The casual reader might say, "so what," and breeze past the article. After all, any Olympic Games is bound to garner a host of logistics and aesthetics complaints from athletes, coaches, media, and tourists on a whole host of things. But the substance of the story is not so much on the subjective and sometimes picayune complaints of athletes and coaches but rather in the tightly-restricted manner in which the Communist Chinese government is providing for the spirital welfare of the Olympians.
For example, Cha reported that (emphasis mine):
Previous Olympic hosts welcomed foreign chaplains, but China has banned them from living with the athletes. It has instead pledged that it will provide equivalent services from its pool of state-employed pastors, imams and other clerics.
[...]
The quality of the religious services center came into sharper focus on Saturday after the fatal attack against Todd Bachman, the father-in-law of the coach of the U.S. men's volleyball team, at a popular tourist spot in Beijing. To help athletes with their grief, the U.S. team had to scramble for official permission to get a chaplain who spoke English fluently into the village.

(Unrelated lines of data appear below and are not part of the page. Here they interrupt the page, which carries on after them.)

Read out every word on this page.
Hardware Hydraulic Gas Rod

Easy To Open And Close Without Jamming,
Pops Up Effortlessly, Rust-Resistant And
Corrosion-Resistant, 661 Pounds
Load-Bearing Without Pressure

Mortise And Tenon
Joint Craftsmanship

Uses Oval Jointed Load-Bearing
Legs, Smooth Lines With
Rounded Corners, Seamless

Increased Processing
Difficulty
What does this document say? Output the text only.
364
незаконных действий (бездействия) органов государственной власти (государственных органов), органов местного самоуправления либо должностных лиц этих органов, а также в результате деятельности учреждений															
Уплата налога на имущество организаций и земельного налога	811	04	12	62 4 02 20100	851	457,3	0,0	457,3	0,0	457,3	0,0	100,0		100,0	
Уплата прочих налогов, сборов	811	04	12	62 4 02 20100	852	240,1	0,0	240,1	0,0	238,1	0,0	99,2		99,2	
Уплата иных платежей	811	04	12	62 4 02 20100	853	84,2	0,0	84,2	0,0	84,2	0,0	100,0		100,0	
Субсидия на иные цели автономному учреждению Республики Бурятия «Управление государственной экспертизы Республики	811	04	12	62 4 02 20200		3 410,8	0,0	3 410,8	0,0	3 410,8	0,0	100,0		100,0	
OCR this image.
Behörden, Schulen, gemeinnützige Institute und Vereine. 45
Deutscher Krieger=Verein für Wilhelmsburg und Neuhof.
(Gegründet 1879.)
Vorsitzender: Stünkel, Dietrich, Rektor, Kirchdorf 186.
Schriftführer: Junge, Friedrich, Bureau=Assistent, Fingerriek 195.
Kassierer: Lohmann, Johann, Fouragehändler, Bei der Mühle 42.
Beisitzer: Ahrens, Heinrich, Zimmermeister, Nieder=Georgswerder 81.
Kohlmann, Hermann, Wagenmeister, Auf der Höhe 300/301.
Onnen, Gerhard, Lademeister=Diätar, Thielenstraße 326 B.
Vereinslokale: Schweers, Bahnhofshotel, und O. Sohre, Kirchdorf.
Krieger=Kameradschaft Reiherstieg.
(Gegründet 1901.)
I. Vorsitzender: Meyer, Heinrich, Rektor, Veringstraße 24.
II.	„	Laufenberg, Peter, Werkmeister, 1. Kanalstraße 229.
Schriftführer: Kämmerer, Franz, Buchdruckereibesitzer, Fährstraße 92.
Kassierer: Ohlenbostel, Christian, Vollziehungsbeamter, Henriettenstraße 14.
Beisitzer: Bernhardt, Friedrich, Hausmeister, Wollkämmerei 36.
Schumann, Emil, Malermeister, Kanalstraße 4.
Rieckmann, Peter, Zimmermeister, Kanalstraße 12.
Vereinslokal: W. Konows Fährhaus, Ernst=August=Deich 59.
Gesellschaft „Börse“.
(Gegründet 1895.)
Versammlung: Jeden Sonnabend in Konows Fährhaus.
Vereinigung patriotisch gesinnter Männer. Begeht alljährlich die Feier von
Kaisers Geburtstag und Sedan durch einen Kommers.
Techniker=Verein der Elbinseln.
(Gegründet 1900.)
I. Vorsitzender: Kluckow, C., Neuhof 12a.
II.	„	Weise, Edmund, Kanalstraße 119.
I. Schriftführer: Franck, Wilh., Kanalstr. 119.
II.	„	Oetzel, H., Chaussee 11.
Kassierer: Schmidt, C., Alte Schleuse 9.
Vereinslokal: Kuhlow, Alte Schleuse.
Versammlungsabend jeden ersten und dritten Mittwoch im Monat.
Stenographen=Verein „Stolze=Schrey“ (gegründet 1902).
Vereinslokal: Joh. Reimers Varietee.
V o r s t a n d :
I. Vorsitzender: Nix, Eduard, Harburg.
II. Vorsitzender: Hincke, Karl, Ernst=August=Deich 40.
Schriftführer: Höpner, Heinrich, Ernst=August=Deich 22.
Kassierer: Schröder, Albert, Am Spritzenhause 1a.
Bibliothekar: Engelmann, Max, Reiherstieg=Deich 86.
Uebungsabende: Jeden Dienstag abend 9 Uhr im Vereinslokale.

Cha noted that the government's insistence on controlling who ministers to the athletes means that while athletes have freedom to worship, they must make do with government-employed clergy that in many cases are not fluent in their respective languages or accustomed to counseling athletes:
In Athens in 2004, more than 100 religious leaders speaking several dozen languages were stationed in the Olympic Village. Many had extensive experience counseling elite athletes facing extreme pressure.
While China held its ground on foreign clerics, it promised that it would provide its own chaplains and that athletes would be allowed to worship just as they would in their home countries.
But visitors to the center say that the majority of the 65 staff members there are student volunteers and that, at best, they can speak broken English, French, Italian, Korean and Arabic. All are Chinese.